Well, the new year has come. We’ve made it to 2015. And while the Back to the Future Part II references have already gotten old only 9 days in, it’s starting to sort of actually feel like we’re entering into that mythical future. Maybe it’s just seeing a very stern and serious ‘5’ at the end of ‘2015’ that’s throwing me off, or maybe it’s my blind optimism that come December, we’ll all be happy with Star Wars Episode VII and whatever sort of primitive hoverboard is thrown our way to make sure Robert Zemeckis at least got that right.
Nevertheless, we’re here now with bright eyes looking hopefully forward, senses eager to experience a new beginning. And that’s exactly what the first 10 seconds of echo vessel‘s newest LP, L.A. Soundtrack, sound like: a machine being turned on for the first time in what seems like forever. Based out of Los Angeles, experimental and electronic artist echo vessel – née Meysell Quintana – pieces together here a dreamy and mournful work full of masterfully assembled samples, DIY vocals, and fixed beats that when played all the way through once or twice, sounds like a music box played to a futurescape not dissimilar to that of Wall-E’s.
Despite its given name and references peppered in here and there of its locality (there’s a surprising and not entirely unwelcome sample of No Doubt‘s “Don’t Speak” in the first half), L.A. Soundtrack has an ubiquitous quality to it, one so well executed in fact, that even a Georgia native like myself, who has never gone further west than the Grand Canyon, can easily comprehend Quintana’s unique and enveloping vision of Los Angeles. At times, it’s celebratory; there are moments that are worth storms of technicolor confetti and late night table top dancing. The first half of the album crescendos into “time away”, in which Quintana and fellow Collected Recordings artist Robert Summerhays pay homage to LCD Soundsystem by applying their own lyrics and Summerhays’ wonderful vocal mannerisms to the tune of “I Can Change”. The tracks that follow, though, direct the album into a much more meditative and lowercase phase, in which Quintana’s weary reveries that seem to be the driving force in his music produce the album’s strongest grouping of songs.
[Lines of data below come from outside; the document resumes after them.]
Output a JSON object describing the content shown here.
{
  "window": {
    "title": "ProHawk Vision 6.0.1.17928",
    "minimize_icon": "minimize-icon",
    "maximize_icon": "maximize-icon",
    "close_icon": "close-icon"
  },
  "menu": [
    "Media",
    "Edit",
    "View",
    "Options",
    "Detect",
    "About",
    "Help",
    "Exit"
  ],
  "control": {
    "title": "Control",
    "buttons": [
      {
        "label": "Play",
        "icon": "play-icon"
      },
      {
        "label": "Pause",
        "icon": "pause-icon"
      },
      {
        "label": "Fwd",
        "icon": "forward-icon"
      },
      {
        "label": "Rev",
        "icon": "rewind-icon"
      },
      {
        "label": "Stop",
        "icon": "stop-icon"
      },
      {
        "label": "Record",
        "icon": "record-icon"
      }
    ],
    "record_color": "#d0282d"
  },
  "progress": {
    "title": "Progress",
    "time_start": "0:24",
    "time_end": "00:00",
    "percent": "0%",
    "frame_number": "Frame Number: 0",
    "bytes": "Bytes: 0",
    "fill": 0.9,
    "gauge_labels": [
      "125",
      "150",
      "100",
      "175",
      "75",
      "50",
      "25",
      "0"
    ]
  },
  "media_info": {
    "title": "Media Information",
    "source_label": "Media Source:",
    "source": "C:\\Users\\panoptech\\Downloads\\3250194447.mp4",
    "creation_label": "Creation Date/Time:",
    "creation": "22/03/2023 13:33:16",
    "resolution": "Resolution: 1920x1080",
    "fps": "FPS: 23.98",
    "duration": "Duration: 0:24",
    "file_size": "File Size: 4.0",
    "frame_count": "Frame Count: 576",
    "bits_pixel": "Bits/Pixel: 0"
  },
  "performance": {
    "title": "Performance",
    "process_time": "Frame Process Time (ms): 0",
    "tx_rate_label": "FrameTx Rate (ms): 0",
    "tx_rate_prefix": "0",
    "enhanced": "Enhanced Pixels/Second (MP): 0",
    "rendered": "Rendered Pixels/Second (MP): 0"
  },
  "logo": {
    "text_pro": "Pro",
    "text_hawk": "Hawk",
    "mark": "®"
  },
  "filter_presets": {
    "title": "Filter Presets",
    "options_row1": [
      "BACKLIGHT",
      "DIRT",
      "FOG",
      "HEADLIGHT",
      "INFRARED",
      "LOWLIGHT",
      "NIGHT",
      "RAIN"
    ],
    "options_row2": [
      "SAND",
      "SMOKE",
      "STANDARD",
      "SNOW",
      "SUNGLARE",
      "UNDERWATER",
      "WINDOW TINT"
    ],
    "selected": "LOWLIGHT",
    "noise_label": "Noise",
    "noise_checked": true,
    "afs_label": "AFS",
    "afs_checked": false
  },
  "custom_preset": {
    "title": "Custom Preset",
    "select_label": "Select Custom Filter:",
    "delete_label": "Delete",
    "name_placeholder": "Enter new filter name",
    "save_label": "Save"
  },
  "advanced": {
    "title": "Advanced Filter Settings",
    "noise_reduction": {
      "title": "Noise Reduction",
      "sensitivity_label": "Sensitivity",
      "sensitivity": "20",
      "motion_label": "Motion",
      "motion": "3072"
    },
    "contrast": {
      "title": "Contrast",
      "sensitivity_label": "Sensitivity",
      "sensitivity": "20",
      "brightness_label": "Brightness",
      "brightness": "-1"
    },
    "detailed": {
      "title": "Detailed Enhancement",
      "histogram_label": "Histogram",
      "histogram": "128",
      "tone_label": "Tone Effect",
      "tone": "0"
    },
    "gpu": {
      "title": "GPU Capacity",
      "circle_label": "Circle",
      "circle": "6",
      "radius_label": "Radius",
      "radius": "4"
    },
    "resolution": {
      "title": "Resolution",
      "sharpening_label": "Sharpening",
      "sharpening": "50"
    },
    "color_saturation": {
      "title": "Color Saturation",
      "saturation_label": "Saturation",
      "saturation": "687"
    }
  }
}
Somehow, and perplexingly so, Quintana has produced here an album that sounds so foreign in this time. L.A. Soundtrack is a reverse time capsule that has somehow found itself being opened in 2015 where it warns us of a once urban paradise, now deteriorating beyond help. And as listeners in the past, we are unable to do anything but listen and understand and prepare for the inevitable.